That changed this month when the Department of Health and Human Services released new guidance outlining a major overhaul of federal family planning programs, one that explicitly prioritizes childbirth over contraception and elevates “natural family planning” methods like period-tracking apps above far more effective options such as the birth control pill.

The policy shift represents the most serious executive effort to curb contraception in generations. The Trump administration is also poised to establish new regulations that would end further funding for Planned Parenthood chapters, according to officials familiar with the planning. Millions of Americans who rely on federally backed family planning services are likely to feel the consequences directly.

There is significant political risk attached to the move. Birth control remains overwhelmingly popular in the United States, with only 8 percent of Americans saying using contraception is morally wrong, according to Pew Research Center polling. More Americans object to drinking alcohol, getting a divorce or being extremely rich. Given this broad support, politicians have long been reluctant to target contraception directly.

So what changed? The unwieldy political coalition that sent President Donald Trump back to the White House in 2024 is clamoring for action. An alliance of MAHA adherents, social conservatives and pronatalists have all, for different reasons, become eager to go after birth control.

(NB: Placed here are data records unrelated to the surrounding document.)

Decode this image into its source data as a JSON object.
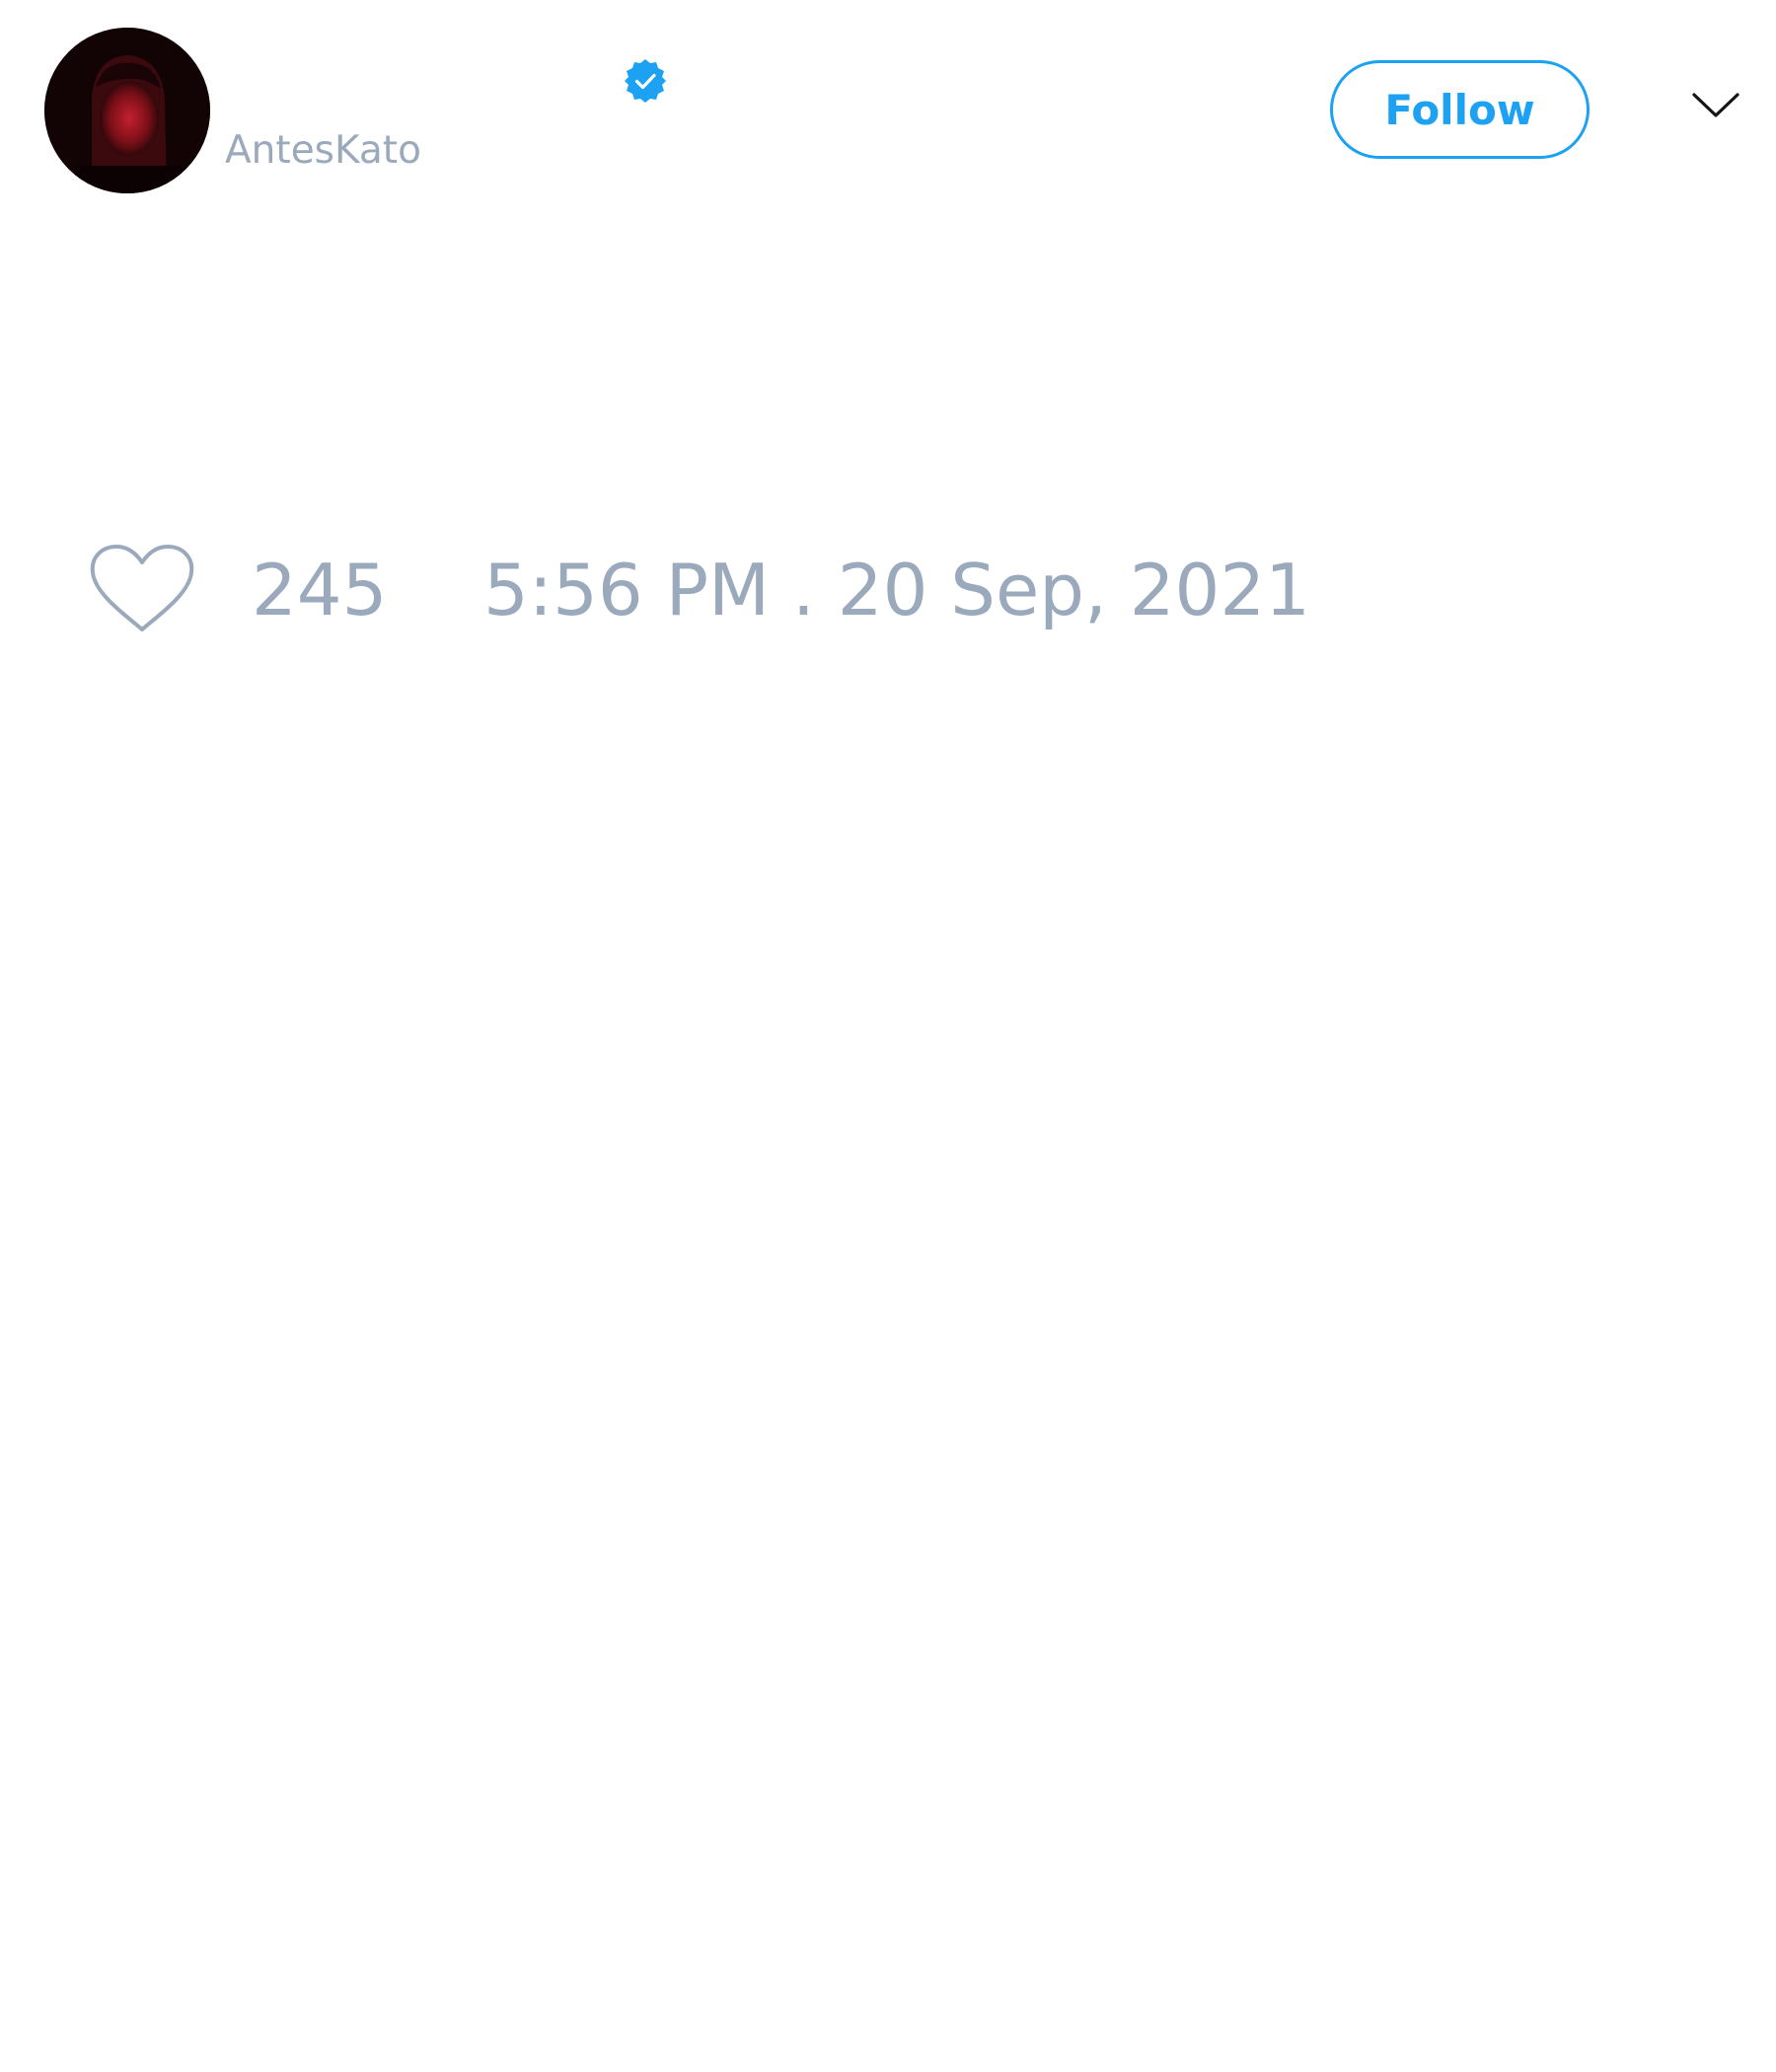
{
  "tweet": {
    "author": {
      "handle": "AntesKato",
      "avatar_icon": "user-avatar-photo",
      "verified_icon": "verified-badge-icon"
    },
    "follow_label": "Follow",
    "menu_icon": "chevron-down-icon",
    "like_icon": "heart-icon",
    "like_count": "245",
    "timestamp": "5:56 PM . 20 Sep, 2021"
  },
  "colors": {
    "accent": "#1da1f2",
    "muted_text": "#9aa9bb",
    "background": "#ffffff"
  }
}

With Trump sinking in the polls and his coalition fracturing, he may be seeking to deliver for his core supporters.

A New Front in the Culture War

The administration’s move signals a major transformation in America’s culture war. Contraception has gone from being politically untouchable to a real target on the right, a shift that would have been nearly unimaginable even a few years ago. Since the Food and Drug Administration approved the birth control pill in 1960, a broad consensus had held that access to contraception was settled law and settled politics.

Whether the policy succeeds or fails in court, the political signal is unmistakable. The new HHS guidance prioritizes “natural family planning” methods like fertility tracking apps over hormonal contraception, a preference rooted in the views of social conservatives who oppose most forms of artificial birth control. Pronatalists, who advocate for higher birth rates, see the policy as a way to reverse declining fertility, while MAHA adherents have amplified skepticism about hormonal contraceptives and their side effects.

For millions of Americans who depend on federal family planning programs, the practical impact could be immediate and severe. The policy shift, combined with the planned defunding of Planned Parenthood chapters, threatens to reduce access to the most reliable forms of contraception for low-income women and families. The coming months will test whether the political coalition demanding these changes can withstand the backlash from a public that has consistently shown it does not want to see birth control restricted.